Besarnya tax gap pun menjadi kambing hitam. Secara singkat, tax gap adalah selisih antara potensi penerimaan dengan realisasi setoran yang dipungut oleh pemerintah.

Kondisi ini pun disadari betul oleh otoritas fiskal, yang tengah berjibaku menyusun strategi dalam rangka mempersempit tax gap sehingga rasio pajak mampu beranjak.

“Kami lakukan melalui berbagai upaya reformasi. Pada prinsipnya untuk menutup gap rasio yang ada untuk mewujudkan ketahanan fiskal,” kata Staf Ahli Menteri Keuangan Bidang Kepatuhan Pajak Yon Arsal kepada Bisnis, belum lama ini.

Bisnis mencatat, komunitas global dalam Organisation for Economic Co-operation and Development (OECD) mematok benchmark atau angka normal tax gap sebesar 3,6%.

Sementara itu, mengacu pada data Realisasi Perpajakan dan Tax Gap 2019, tax gap di Tanah Air mencapai 8,5% dengan kemampuan memungut pajak sebesar 9,76% terhadap PDB. Artinya, masih banyak potensi penerimaan pajak yang belum terpungut.

Menanggapi hal ini, Pengajar Ilmu Administrasi Fiskal Universitas Indonesia Prianto Budi Saptono menjelaskan ada beberapa penyebab besarnya potensi penerimaan, terutama Pajak Penghasilan (PPh), yang tidak terpungut sehingga menjadi pengganjal akselerasi rasio pajak.

Pertama, adanya perbedaan antara kewajiban pajak yang dikenakan berdasarkan undang-undang pada tahun pajak tertentu, dan jumlah pajak yang dibayarkan oleh wajib pajak secara sukarela dan tepat waktu dalam periode tersebut.

Kedua, adanya praktik pengelakan pajak atau tax evasion dan penghindaran pajak alias tax avoidance. Tax evasion terjadi ketika wajib pajak tidak melaksanakan kewajiban perpajakannya secara ilegal dan melanggar peraturan.

Adapun, tax avoidance muncul karena wajib pajak dapat mengefisienkan biaya pajak dengan cara mencari celah peraturan perpajakan sehingga memberikan keuntungan atau tax loopholes.

“Tax avoidance itu legal, tetapi tidak sesuai dengan spirit pembuat kebijakan, sedangkan tax avoidance muncul karena ketidaksempurnaan peraturan pajak yang disusun,” jelasnya kepada Bisnis, Kamis (4/8).

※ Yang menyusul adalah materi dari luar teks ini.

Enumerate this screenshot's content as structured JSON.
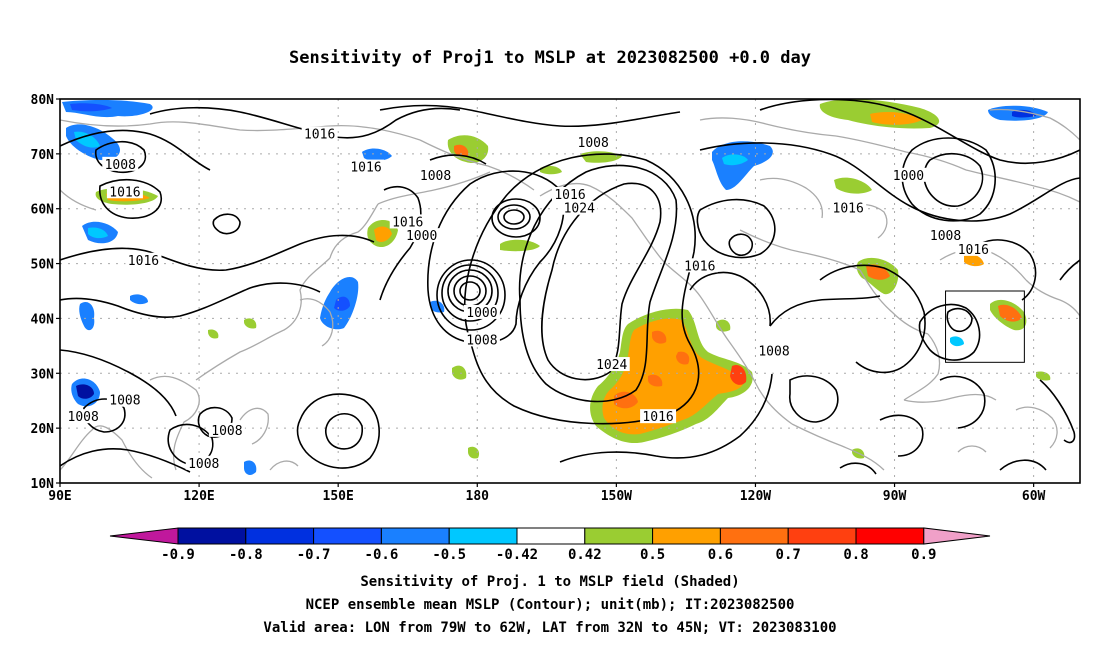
{
  "title": "Sensitivity of Proj1 to MSLP at 2023082500 +0.0 day",
  "map": {
    "lon_labels": [
      "90E",
      "120E",
      "150E",
      "180",
      "150W",
      "120W",
      "90W",
      "60W"
    ],
    "lat_labels": [
      "80N",
      "70N",
      "60N",
      "50N",
      "40N",
      "30N",
      "20N",
      "10N"
    ],
    "contour_labels": [
      {
        "text": "1016",
        "lon": 146,
        "lat": 73.5
      },
      {
        "text": "1008",
        "lon": 103,
        "lat": 68
      },
      {
        "text": "1016",
        "lon": 156,
        "lat": 67.5
      },
      {
        "text": "1008",
        "lon": 171,
        "lat": 66
      },
      {
        "text": "1008",
        "lon": -155,
        "lat": 72
      },
      {
        "text": "1016",
        "lon": 104,
        "lat": 63
      },
      {
        "text": "1016",
        "lon": -160,
        "lat": 62.5
      },
      {
        "text": "1024",
        "lon": -158,
        "lat": 60
      },
      {
        "text": "1000",
        "lon": -87,
        "lat": 66
      },
      {
        "text": "1016",
        "lon": -100,
        "lat": 60
      },
      {
        "text": "1016",
        "lon": 165,
        "lat": 57.5
      },
      {
        "text": "1000",
        "lon": 168,
        "lat": 55
      },
      {
        "text": "1016",
        "lon": 108,
        "lat": 50.5
      },
      {
        "text": "1008",
        "lon": -79,
        "lat": 55
      },
      {
        "text": "1016",
        "lon": -73,
        "lat": 52.5
      },
      {
        "text": "1016",
        "lon": -132,
        "lat": 49.5
      },
      {
        "text": "1000",
        "lon": -179,
        "lat": 41
      },
      {
        "text": "1008",
        "lon": -179,
        "lat": 36
      },
      {
        "text": "1008",
        "lon": -116,
        "lat": 34
      },
      {
        "text": "1024",
        "lon": -151,
        "lat": 31.5
      },
      {
        "text": "1008",
        "lon": 104,
        "lat": 25
      },
      {
        "text": "1016",
        "lon": -141,
        "lat": 22
      },
      {
        "text": "1008",
        "lon": 95,
        "lat": 22
      },
      {
        "text": "1008",
        "lon": 126,
        "lat": 19.5
      },
      {
        "text": "1008",
        "lon": 121,
        "lat": 13.5
      }
    ],
    "valid_box": {
      "lon_min": -79,
      "lon_max": -62,
      "lat_min": 32,
      "lat_max": 45
    },
    "colors": {
      "contour": "#000000",
      "coast": "#aaaaaa",
      "grid": "#aaaaaa"
    }
  },
  "colorbar": {
    "labels": [
      "-0.9",
      "-0.8",
      "-0.7",
      "-0.6",
      "-0.5",
      "-0.42",
      "0.42",
      "0.5",
      "0.6",
      "0.7",
      "0.8",
      "0.9"
    ],
    "left_arrow_color": "#c0189c",
    "right_arrow_color": "#f0a0c8",
    "colors": [
      "#0010a0",
      "#0030e0",
      "#1450ff",
      "#1a80ff",
      "#00c8ff",
      "#ffffff",
      "#9acd32",
      "#ffa000",
      "#ff7010",
      "#ff4010",
      "#ff0000"
    ]
  },
  "caption": {
    "line1": "Sensitivity of Proj. 1 to MSLP field (Shaded)",
    "line2": "NCEP ensemble mean MSLP (Contour); unit(mb); IT:2023082500",
    "line3": "Valid area: LON from 79W to 62W, LAT from 32N to 45N; VT: 2023083100"
  }
}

Prianto memerinci, ada tiga jenis tax gap di Indonesia. Pertama, nonfiling gap, yaitu ketika wajib pajak tidak melaporkan Surat Pemberitahuan (SPT) Tahunan sesuai batas waktu.

Kedua, underreporting gap, yakni wajib pajak kurang melaporkan penghasilan atau mencatat biaya pengurang penghasilan lebih besar. Ketiga, underpayment gap yang terjadi ketika wajib pajak tidak membayar semua utang pajak yang seharusnya dilaporkan.

Menurutnya, dalam kaitan mengatrol tax ratio, pemerintah wajib mempersempit tax gap, yakni dengan merumuskan peraturan yang mono semantik atau satu makna.

“Dengan demikian, potensi ambiguitas dan multiinterpretasi dapat diminimalkan,” ujarnya.

Tak bias dimungkiri, adanya fasilitas pengecualian juga menjadi faktor yang dominan dalam besarnya potensi penerimaan yang tidak terpungut.

Dalam kaitan ini, skema yang sering diumbar oleh negara ada pada Pajak Pertambahan Nilai (PPN).

DAYA PUNGUT

Faktanya, daya pungut pemerintah atas PPN yang tecermin dalam Value Added Tax (VAT) gross collection ratio masih amat terbatas.

Berdasarkan penghitungan Bisnis, dengan mengacu pada outlook penerimaan PPN pada tahun ini di angka Rp638,99 triliun dan konsumsi rumah tangga tumbuh di kisaran 4,8%—5,3%, maka VAT gross collection ratio sekitar 65,70%—66,01%.

Angka tersebut diperoleh dengan menggunakan asumsi tarif PPN sepanjang tahun ini masih sebesar 10%. Adapun apabila menggunakan asumsi tarif PPN sepanjang 2022 sebesar 11%, maka VAT gross collection ratio 59,72%—60,01%.

Kedua asumsi ini digunakan mengingat perubahan tarif PPN dari 10% menjadi 11% diberlakukan pada 1 April 2022.

Sementara itu, pada tahun lalu realisasi VAT gross collection ratio tercatat di angka 59,65%. Artinya, pemerintah hanya berhasil memungut 59,65% dari total potensi penerimaan PPN yang pada tahun lalu mencapai Rp923 triliun.